In the street, riding toward us on lean brown horses, come an All Saints’ krewe. They be decked out in all they finery—owl- and pheasant-feather headdresses, chains and bracelets made of shiny metal and glass mounded high on they wrists, and necks with strand after strand of old Mardi Gras beads, purple, green, and yellow, all sparkling and shining in the torchlight. The krewe be riding, holding they flambeaux high up to the sky. Like a thundercloud of fire, rolling toward us, they be singing and shouting at the clouds as they go by.
“Who are they?” Daniel whisper. I bounce Baby Girl in my arms.
“Anybody. Everybody. They wear masks over they eyes to keep from knowing. All Saints’ krewes and the Market be the only times tribes come together. Folks just show up in they costumes, ready to ride.”
The krewe outside be a big one, almost twenty riders. They wheel around in a circle at the widest point of the road and thrust they torches toward the center of the ring, moving to a trot as the ring shi
ft shape and turn into a spiral ’stead of a sphere. Now they be like a hurricane, swirling and swirling, the smallest rider in the center at the eye.
The sound grow louder. I hear them and I mouth the words. “Katrina, Isaiah, Lorenzo. Olga, Laura, Paloma.” Up and down, over and over, they be going faster and faster. “Jesus, Jesus, Hay-SEUS!” The Hurricane riders be stretching wider and wider in the street, and then they burst apart, horses and riders shooting off in every direction, splashing through the streams and trampling over the neutral ground.
Some of they flambeaux go out, they be moving so fast. And they shout, hoot, holler, and I got to hold my tongue not to join them out loud. “Nous sommes ici! Nous sommes ici! Encore! Encore! Encore! Nous restons ici!”
Daniel be looking at me like he never seen me before. I want to laugh, but we got to stay quiet. All Saints’ or no, it won’t do to let them know we here. Maybe the riders ain’t gonna bother us, but there be others that might.
“It be a good sign,” I explain to Daniel as the torchlight fade and the riders gallop into the night. One rider play a trumpet. That old tune, “When the Saints Go Marching In.” “Only time of year someone be fool enough to blow a horn like that. Ain’t nobody hunting a Saints’ Day krewe. Bad luck.” The riders be gone now, but you can hear they song farther up the road.
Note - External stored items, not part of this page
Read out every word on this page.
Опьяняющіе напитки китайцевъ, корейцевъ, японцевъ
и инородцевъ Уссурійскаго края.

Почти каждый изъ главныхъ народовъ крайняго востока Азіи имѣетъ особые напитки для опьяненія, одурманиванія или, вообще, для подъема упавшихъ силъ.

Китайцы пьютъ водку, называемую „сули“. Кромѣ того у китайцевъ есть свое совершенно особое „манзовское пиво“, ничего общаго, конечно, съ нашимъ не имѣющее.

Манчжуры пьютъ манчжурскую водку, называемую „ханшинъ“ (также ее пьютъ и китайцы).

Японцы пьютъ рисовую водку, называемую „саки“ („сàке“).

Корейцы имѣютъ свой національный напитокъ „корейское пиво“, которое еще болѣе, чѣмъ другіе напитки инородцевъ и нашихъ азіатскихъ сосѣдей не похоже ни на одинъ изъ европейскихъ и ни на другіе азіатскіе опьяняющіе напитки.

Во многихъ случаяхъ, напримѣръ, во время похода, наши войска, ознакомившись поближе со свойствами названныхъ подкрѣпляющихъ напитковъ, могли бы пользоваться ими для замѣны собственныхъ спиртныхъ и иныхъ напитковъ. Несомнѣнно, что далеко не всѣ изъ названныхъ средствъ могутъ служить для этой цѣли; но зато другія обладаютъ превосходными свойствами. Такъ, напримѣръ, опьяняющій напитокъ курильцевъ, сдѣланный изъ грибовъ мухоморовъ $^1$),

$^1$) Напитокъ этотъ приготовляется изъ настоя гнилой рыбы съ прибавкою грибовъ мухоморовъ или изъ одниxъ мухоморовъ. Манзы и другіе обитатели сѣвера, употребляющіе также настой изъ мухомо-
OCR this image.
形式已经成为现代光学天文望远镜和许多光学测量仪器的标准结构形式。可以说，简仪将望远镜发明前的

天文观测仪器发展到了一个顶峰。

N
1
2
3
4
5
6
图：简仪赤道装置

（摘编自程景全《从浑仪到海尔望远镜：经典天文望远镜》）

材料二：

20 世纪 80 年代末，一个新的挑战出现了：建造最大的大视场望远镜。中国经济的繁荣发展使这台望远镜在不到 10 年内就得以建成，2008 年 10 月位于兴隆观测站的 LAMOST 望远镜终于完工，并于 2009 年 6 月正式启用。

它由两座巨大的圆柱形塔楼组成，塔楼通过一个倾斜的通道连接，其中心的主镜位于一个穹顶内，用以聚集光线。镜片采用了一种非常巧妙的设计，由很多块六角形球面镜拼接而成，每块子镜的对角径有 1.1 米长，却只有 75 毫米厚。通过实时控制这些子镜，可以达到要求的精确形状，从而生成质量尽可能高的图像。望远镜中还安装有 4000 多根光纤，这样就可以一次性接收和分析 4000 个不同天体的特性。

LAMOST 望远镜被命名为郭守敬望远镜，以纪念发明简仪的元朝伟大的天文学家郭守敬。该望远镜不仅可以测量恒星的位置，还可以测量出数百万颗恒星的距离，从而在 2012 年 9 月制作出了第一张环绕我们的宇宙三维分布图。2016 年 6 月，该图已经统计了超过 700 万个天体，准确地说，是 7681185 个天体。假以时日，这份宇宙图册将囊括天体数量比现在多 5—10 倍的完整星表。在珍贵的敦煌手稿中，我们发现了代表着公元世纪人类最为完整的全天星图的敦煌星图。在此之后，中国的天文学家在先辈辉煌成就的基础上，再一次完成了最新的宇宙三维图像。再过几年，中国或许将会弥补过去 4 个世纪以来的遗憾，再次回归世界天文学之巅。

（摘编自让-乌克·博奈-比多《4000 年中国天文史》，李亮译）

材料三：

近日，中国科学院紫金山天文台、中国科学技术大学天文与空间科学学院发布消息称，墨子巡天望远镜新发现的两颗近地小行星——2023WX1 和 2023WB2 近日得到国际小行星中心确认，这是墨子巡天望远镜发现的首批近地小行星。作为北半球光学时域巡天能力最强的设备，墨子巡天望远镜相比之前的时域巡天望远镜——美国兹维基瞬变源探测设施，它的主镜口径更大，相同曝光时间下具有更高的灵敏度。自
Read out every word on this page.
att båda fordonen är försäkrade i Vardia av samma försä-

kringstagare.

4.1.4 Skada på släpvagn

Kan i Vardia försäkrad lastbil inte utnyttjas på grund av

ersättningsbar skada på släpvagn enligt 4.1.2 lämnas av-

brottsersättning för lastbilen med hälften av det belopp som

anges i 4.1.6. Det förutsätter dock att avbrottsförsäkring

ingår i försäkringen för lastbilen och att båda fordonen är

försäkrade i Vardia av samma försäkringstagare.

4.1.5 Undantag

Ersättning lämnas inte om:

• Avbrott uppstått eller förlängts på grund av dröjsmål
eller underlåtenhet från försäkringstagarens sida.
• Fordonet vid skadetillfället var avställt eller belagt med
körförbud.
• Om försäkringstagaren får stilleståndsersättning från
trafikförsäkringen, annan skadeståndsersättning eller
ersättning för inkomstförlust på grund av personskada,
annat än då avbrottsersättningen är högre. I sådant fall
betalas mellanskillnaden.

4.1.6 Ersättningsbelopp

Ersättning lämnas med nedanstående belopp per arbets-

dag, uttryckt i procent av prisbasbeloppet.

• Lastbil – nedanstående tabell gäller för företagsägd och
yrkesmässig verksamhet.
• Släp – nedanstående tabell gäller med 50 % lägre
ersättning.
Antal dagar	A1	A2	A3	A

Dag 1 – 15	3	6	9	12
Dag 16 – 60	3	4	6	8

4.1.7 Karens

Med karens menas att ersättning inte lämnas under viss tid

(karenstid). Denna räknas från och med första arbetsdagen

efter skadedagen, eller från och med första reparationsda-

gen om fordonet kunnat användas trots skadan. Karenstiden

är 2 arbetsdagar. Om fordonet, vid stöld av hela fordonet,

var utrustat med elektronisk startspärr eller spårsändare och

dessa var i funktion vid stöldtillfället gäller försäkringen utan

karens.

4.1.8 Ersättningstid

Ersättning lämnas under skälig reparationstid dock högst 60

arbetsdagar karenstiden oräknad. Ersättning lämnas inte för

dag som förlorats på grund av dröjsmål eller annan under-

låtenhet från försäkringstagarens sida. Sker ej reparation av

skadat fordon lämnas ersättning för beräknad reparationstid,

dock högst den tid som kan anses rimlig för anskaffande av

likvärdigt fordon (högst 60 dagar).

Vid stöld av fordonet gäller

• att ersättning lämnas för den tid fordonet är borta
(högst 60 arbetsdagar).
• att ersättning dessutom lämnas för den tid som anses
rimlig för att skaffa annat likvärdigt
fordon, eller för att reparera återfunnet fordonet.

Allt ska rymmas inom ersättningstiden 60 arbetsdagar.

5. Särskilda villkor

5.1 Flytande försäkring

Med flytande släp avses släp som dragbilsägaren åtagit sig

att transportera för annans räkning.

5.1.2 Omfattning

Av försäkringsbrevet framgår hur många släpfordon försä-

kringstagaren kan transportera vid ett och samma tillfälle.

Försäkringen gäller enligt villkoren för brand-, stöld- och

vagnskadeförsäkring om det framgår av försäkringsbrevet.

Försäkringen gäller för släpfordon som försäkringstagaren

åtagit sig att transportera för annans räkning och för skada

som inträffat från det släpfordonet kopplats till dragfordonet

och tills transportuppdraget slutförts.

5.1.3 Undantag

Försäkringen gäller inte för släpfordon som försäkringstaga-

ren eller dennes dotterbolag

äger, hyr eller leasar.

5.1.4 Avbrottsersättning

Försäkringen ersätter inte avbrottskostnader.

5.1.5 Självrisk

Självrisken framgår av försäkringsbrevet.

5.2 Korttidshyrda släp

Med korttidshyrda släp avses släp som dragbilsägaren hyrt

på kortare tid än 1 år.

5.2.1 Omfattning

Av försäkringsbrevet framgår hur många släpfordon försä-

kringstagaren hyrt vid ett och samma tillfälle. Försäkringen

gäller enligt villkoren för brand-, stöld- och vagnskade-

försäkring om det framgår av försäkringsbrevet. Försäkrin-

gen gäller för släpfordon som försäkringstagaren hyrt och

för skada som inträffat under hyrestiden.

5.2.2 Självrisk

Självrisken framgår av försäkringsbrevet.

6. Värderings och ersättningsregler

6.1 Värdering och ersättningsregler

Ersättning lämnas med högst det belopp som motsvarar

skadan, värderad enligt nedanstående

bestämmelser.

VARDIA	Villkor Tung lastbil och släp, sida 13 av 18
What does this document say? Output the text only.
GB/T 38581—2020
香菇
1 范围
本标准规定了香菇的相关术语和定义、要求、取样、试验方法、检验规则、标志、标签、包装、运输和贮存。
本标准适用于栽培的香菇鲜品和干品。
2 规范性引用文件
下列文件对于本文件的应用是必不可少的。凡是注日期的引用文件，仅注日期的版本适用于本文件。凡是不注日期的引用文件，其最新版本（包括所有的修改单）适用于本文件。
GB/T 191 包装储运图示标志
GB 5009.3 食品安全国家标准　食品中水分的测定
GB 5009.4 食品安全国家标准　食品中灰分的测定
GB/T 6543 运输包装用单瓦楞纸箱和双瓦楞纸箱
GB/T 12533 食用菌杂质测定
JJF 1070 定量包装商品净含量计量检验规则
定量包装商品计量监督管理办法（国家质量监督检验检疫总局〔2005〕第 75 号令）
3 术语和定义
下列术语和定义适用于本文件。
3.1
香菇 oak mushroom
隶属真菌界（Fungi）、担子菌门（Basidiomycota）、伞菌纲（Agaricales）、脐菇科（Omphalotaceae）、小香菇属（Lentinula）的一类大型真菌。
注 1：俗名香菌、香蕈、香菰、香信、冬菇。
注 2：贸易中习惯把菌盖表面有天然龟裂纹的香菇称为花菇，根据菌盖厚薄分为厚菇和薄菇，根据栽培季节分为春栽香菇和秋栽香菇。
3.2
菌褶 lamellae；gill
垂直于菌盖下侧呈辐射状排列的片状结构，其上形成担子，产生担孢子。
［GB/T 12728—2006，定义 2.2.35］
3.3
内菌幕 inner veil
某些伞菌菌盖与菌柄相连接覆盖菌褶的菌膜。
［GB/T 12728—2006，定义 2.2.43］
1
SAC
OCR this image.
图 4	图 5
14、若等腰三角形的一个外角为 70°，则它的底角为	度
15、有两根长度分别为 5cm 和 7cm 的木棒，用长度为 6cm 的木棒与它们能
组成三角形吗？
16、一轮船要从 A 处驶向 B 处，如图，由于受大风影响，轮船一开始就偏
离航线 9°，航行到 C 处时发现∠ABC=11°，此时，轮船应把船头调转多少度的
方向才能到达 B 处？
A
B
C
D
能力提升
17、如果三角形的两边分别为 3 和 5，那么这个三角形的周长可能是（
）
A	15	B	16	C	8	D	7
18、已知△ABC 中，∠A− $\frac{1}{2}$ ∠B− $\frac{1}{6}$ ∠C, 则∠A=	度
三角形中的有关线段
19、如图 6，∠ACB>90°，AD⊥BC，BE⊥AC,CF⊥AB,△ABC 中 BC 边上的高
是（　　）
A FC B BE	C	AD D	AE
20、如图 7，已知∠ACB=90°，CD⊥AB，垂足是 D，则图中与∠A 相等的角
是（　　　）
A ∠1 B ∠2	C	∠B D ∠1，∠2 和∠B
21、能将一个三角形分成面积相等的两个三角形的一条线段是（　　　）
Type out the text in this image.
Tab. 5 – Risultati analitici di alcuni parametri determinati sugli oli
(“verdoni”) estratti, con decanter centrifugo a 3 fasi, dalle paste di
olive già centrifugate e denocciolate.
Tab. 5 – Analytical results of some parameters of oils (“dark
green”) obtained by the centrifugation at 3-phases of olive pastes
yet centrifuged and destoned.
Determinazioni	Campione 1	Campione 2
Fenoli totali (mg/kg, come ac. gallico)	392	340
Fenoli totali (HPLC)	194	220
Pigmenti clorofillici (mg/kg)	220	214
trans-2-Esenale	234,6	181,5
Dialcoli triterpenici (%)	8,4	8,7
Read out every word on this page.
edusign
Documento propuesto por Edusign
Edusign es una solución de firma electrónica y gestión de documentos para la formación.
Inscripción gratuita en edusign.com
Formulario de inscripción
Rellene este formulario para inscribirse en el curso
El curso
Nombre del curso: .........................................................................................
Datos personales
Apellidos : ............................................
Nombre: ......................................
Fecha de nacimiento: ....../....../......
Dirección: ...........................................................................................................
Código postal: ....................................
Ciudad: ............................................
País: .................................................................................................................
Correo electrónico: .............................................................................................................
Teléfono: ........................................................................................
“I don’t understand,” Daniel said.
I sigh and curl myself back into my corner. Daniel sit beside to listen. I wish Cinnamon Jones be here to tell it right, but I do my best. “In the beginning, Orleans be like this special place, back when it been New Orleans. Everybody knew about it. We tell the story all the time. It been beautiful back then, and there weren’t no Wall, neither. It been part of Louisiana, and the whole Delta still been part of the United States. But then them hurricanes came, Rita and Katrina. And they break pieces off the land like eating cake. And they still rebuilding when Isaiah hit, and he ain’t the end. Laura and Paloma come along, and they be calling them the Two Sisters, ’cause they dance right on up the coast and drop skirts of rain on New Orleans like girls knocking over glass figurines with they spinning and twirling. And it almost over for the Delta. But the Government say they going to help us, they going to fix everything.” I look up, suddenly shy. I been talking like one of Daddy’s schoolbooks or Lydia, but I don’t sound as good as they do. Did. Most likely Daniel done heard it all before, but he still be listening, so I carry on.